There are several limitations to our current study, including a small sample size. The risk of complications after operation needs to be evaluated in a larger group of patients. Because the choice of rescue therapy was decided by clinicians on an individual basis, it is probable that patients who were considered to be at risk of developing complications were carefully excluded from rescue therapy and had undergone surgery instead. Consequently, the efficacy and relatively good safety profile of rescue therapy in our study patients cannot be generalized to all refractory UC patients. Recently, Coakley et al. [17] reported an association between prolonged medical treatment and poor postoperative outcomes in fulminant UC patients. Thus, it is crucial to identify and carefully select for UC patients who will benefit from rescue therapy especially with regard to efficacy and safety.

Calcineurin inhibitor and infliximab may be successful therapeutic options as third-line salvage therapy in corticosteroid-refractory/dependent UC patients who did not respond to the other drug.

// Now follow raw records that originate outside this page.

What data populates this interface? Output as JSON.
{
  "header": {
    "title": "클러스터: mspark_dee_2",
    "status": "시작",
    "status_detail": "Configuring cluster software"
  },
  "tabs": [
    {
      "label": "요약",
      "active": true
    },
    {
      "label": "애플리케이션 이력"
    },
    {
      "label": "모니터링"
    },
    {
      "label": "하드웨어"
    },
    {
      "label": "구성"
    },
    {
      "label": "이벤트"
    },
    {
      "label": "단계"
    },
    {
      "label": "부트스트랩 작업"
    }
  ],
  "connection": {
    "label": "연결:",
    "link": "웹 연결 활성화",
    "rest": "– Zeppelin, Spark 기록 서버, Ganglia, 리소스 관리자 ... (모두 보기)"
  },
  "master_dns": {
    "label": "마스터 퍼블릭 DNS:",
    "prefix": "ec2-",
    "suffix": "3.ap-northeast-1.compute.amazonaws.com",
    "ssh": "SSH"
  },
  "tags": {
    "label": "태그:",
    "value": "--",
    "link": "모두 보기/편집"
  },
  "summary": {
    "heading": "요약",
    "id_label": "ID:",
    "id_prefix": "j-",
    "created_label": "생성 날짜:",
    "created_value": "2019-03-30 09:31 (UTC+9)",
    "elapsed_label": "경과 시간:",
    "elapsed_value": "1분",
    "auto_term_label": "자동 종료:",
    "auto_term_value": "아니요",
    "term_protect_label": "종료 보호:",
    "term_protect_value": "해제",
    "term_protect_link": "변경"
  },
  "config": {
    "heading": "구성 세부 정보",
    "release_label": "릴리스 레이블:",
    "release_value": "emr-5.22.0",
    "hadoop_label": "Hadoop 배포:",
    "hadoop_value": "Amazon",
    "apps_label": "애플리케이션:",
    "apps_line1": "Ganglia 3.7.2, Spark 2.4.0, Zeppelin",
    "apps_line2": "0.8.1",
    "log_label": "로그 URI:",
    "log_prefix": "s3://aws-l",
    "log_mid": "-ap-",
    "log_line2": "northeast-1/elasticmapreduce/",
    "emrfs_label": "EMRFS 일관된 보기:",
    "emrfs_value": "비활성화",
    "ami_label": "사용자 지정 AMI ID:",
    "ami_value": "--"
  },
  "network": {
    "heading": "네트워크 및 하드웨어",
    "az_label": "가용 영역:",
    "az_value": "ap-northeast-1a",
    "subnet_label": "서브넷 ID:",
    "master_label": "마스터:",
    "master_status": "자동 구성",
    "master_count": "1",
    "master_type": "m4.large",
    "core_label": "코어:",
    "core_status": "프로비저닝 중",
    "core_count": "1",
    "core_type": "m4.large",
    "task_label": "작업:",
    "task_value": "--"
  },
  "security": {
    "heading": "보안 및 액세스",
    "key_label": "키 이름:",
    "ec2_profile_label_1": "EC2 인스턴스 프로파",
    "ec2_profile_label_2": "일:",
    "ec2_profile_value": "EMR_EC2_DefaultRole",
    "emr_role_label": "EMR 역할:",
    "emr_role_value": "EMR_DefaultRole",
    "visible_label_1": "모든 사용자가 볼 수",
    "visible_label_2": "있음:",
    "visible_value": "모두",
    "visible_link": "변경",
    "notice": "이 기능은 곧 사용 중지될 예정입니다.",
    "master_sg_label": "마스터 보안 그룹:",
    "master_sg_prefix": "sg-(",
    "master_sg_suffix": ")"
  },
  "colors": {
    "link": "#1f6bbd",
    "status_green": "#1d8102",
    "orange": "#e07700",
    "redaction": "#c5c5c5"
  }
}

Although in our study complications were not increased after third-line salvage therapy, immunosuppressive medications are theoretically associated with an increased risk of postoperative infectious complications, particularly surgical site infections. Our findings suggest that perioperative use of corticosteroid may play a role in more adverse outcomes. However, we believe that third-line salvage therapy in carefully selected patients is effective and tolerable for treatment of moderate-to-severe corticosteroid-refractory/dependent UC.

The authors have no conflicts of interest to declare.